Chewie, we’re home, by Ben Jeapes

Whatever you might think of Star Wars, the series of trailers in the run-up to The Force Awakens were little short of genius. In no more than a couple of minutes each, they gave away precisely nothing about the story but whipped up a yearning to see the finished product and find out what the story was. Shot in the same style and the same visual palette as the original movies, we got wholesome good guys and masked, sinister bad guys; the Millennium Falcon dogfighting with TIE fighters around the wreckage of a crashed star destroyer; a squadron of X-Wings swooping in to attack. The last 15 seconds of this one in particular created a great disturbance in the Force, as if millions of fans suddenly punched the air and shouted “yes!” This 50-year-old man will admit to getting quite misty eyed - more than I did with the actual movie, which I still enjoyed - simply because he was suddenly a 12-year-old sitting in a darkened cinema again, watching the screen with open-mouthed wonder.

How they did it is very easy to describe and very hard to do. They gave us images: visual, aural (the sound of the Millennium Falcon’s engine still sends frissons to wherever frissons go), emotional.

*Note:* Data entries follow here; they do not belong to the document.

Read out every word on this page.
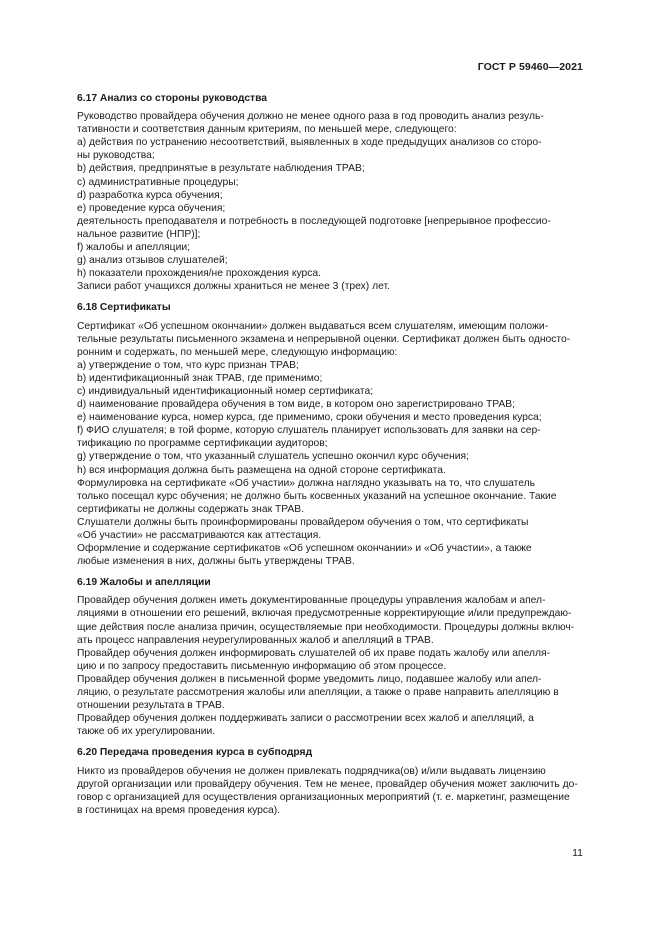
ГОСТ Р 59460—2021
6.17 Анализ со стороны руководства
Руководство провайдера обучения должно не менее одного раза в год проводить анализ резуль-
тативности и соответствия данным критериям, по меньшей мере, следующего:
а) действия по устранению несоответствий, выявленных в ходе предыдущих анализов со сторо-
ны руководства;
b) действия, предпринятые в результате наблюдения ТРАВ;
c) административные процедуры;
d) разработка курса обучения;
e) проведение курса обучения;
деятельность преподавателя и потребность в последующей подготовке [непрерывное профессио-
нальное развитие (НПР)];
f) жалобы и апелляции;
g) анализ отзывов слушателей;
h) показатели прохождения/не прохождения курса.
Записи работ учащихся должны храниться не менее 3 (трех) лет.
6.18 Сертификаты
Сертификат «Об успешном окончании» должен выдаваться всем слушателям, имеющим положи-
тельные результаты письменного экзамена и непрерывной оценки. Сертификат должен быть односто-
ронним и содержать, по меньшей мере, следующую информацию:
а) утверждение о том, что курс признан ТРАВ;
b) идентификационный знак ТРАВ, где применимо;
c) индивидуальный идентификационный номер сертификата;
d) наименование провайдера обучения в том виде, в котором оно зарегистрировано ТРАВ;
e) наименование курса, номер курса, где применимо, сроки обучения и место проведения курса;
f) ФИО слушателя; в той форме, которую слушатель планирует использовать для заявки на сер-
тификацию по программе сертификации аудиторов;
g) утверждение о том, что указанный слушатель успешно окончил курс обучения;
h) вся информация должна быть размещена на одной стороне сертификата.
Формулировка на сертификате «Об участии» должна наглядно указывать на то, что слушатель
только посещал курс обучения; не должно быть косвенных указаний на успешное окончание. Такие
сертификаты не должны содержать знак ТРАВ.
Слушатели должны быть проинформированы провайдером обучения о том, что сертификаты
«Об участии» не рассматриваются как аттестация.
Оформление и содержание сертификатов «Об успешном окончании» и «Об участии», а также
любые изменения в них, должны быть утверждены ТРАВ.
6.19 Жалобы и апелляции
Провайдер обучения должен иметь документированные процедуры управления жалобам и апел-
ляциями в отношении его решений, включая предусмотренные корректирующие и/или предупреждаю-
щие действия после анализа причин, осуществляемые при необходимости. Процедуры должны включ-
ать процесс направления неурегулированных жалоб и апелляций в ТРАВ.
Провайдер обучения должен информировать слушателей об их праве подать жалобу или апелля-
цию и по запросу предоставить письменную информацию об этом процессе.
Провайдер обучения должен в письменной форме уведомить лицо, подавшее жалобу или апел-
ляцию, о результате рассмотрения жалобы или апелляции, а также о праве направить апелляцию в
отношении результата в ТРАВ.
Провайдер обучения должен поддерживать записи о рассмотрении всех жалоб и апелляций, а
также об их урегулировании.
6.20 Передача проведения курса в субподряд
Никто из провайдеров обучения не должен привлекать подрядчика(ов) и/или выдавать лицензию
другой организации или провайдеру обучения. Тем не менее, провайдер обучения может заключить до-
говор с организацией для осуществления организационных мероприятий (т. е. маркетинг, размещение
в гостиницах на время проведения курса).
11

In a different genre, there’s an interesting discussion here on the allure of westerns - and again, so much comes down to imagery. The prairie, the swinging saloon door, the hats.

Back to science fiction: “Darmok”, a classic episode of Star Trek: The Next Generation, has Captain Picard stranded on a planet with an alien and finding himself unable to communicate. The usual universal translator simply doesn’t work. The reason, he eventually works out, is because the alien can only speak in images. Its entire conversation consists of allegory and references to its own world’s mythology. Finally, Picard is able to talk back by retelling the Epic of Gilgamesh, the motherlode of so much human literature.

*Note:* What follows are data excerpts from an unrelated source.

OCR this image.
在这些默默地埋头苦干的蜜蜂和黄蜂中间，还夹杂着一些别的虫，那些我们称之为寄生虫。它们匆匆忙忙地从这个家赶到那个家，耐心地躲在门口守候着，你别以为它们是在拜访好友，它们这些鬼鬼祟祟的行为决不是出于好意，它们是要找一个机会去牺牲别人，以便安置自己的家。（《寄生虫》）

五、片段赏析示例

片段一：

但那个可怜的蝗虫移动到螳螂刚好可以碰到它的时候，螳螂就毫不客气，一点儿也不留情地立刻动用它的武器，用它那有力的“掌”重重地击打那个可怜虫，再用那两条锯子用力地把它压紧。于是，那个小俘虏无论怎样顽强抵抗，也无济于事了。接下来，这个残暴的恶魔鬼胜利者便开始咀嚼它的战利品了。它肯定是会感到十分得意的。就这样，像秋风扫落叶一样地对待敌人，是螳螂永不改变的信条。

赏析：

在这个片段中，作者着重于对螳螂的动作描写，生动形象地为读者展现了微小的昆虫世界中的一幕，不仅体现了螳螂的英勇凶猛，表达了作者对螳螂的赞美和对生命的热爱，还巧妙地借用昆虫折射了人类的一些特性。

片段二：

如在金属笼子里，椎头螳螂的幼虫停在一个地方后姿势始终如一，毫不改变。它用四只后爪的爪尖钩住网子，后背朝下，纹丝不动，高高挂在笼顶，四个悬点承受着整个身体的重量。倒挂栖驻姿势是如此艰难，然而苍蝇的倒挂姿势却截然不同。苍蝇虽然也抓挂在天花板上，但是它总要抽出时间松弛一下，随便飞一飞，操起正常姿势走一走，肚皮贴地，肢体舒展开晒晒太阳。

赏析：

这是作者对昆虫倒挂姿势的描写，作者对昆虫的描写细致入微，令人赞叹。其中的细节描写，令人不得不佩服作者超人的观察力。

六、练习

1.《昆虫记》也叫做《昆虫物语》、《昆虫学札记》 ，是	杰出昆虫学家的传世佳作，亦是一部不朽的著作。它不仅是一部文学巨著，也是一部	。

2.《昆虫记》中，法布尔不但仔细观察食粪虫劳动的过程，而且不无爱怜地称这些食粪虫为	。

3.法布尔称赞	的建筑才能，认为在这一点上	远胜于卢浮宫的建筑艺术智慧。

As I type this, Classic FM in the background is playing the Dambusters March. What immediately comes to mind? Stilted dialogue and a dog with a dodgy name? No: Lancaster bombers, silhouetted against a moonlit lake as they close in on the Mohne dam. And see how that image neatly bypasses what my rational mind knows of the Dambuster raid: the decidedly unheroic losses and suffering that came with it.

Images are what we remember much more than conversation. Our senses have a link straight to our emotions, and our emotions to our memory, both more direct than the more wayward course that words have to take (our brains will insist on trying to understand and filter them first). It was a brave man who got Proust started on the subject of madeleines. The most evocative, memory-linked sense of all is smell, which movies can’t do but you as a writer certainly can, but the other four follow close behind. You will - rightly - obsess over getting your words exactly right: gripping dialogue, believable characters. But if the reader gets no sense of them actually living in a world then they are never going to escape the paper they’re printed on.
Ben Jeapes took up writing in the mistaken belief that it would be easier than a real job (it isn’t). Hence, as well as being the author of 5 novels and co-author of many more, he has also been a journal editor, book publisher, and technical writer.


  1. Interesting, because God often speaks in images, in small moments. A gull hovering on the updraught, clouds in the evening sky.

  2. I agree with you. As I often tell my students at school, if you can paint word pictures your reader could actually reproduce on paper, because you've given them the specifics, you're doing a good job.